Obbligo di verità ex art. 497, comma 2, c.p.p.

Claudia Castiglione
10 Luglio 2015

Il perito e il consulente tecnico devono pronunciare la dichiarazione d'impegno ex art. 497, comma 2, c.p.p. al pari dei testimoni? Sul punto sono chiare le Linee guida per l'esame incrociato nel giusto processo, elaborate da una Commissione del La.P.E.C. e Giusto Processo (Laboratorio Permanente Esame e Controesame).

Il perito e il consulente tecnico devono pronunciare la dichiarazione d'impegno ex art. 497, comma 2, c.p.p. al pari dei testimoni?

Sul punto sono chiare le Linee guida per l'esame incrociato nel giusto processo, elaborate da una Commissione del La.P.E.C. e Giusto Processo (Laboratorio Permanente Esame e Controesame), secondo cui “ai periti e ai consulenti tecnici non è rivolto l'invito alla dichiarazione di impegno a dire la verità sulle valutazioni di loro competenza, se non limitatamente ai fatti direttamente appresi durante la loro attività”.

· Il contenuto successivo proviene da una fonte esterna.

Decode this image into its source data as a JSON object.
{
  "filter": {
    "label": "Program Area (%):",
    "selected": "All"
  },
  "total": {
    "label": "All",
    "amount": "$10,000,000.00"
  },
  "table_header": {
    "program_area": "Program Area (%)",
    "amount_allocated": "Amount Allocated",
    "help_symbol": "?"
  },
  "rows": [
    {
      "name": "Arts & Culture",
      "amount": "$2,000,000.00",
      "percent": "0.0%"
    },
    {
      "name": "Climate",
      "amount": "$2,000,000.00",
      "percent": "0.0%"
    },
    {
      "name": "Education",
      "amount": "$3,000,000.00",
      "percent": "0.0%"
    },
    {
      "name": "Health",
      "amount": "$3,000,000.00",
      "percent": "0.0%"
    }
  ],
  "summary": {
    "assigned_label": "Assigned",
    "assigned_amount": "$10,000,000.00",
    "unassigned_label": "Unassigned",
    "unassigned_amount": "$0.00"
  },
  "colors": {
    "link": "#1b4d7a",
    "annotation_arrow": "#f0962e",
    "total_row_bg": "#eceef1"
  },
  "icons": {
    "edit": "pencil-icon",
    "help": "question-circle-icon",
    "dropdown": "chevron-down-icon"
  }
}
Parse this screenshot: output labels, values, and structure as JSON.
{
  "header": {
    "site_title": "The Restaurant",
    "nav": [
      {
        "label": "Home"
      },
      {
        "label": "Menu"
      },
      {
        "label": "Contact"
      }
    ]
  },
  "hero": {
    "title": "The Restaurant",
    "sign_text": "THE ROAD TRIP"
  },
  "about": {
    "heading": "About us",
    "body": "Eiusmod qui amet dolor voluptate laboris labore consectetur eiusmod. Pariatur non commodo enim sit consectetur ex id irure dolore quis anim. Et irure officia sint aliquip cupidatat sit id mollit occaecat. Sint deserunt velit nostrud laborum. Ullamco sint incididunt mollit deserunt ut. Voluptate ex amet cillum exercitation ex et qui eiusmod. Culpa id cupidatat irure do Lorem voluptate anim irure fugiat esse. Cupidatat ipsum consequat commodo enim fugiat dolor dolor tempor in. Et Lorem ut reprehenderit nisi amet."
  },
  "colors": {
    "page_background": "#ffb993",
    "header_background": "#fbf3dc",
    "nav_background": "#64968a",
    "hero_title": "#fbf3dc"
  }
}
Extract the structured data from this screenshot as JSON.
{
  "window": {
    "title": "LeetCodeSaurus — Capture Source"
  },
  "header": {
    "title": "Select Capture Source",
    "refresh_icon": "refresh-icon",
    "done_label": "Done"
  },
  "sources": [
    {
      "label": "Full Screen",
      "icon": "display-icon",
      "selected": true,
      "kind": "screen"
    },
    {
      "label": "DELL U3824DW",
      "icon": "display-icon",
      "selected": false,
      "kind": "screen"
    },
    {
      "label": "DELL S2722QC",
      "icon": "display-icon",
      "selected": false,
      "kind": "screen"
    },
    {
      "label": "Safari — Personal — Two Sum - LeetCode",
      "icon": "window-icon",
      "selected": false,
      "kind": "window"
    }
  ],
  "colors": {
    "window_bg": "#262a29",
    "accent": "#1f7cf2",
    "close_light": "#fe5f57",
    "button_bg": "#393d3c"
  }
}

Si ritiene quindi, che ad entrambi non possa applicarsi l'art. 497, comma 2, c.p.p.: tali organi, si distinguono dalla figura del testimone in quanto portatori di un sapere “critico” e non di un sapere “storico”.

Di talché, possono essere soggette a verità solo le circostanze inerenti gli accertamenti effettuati, la metodologia utilizzata, gli elementi raccolti nel corso delle operazioni svolte ma non anche la loro valutazione conclusiva, sulla quale, in quanto espressione di un giudizio, non può dirsi sussistente un obbligo di verità.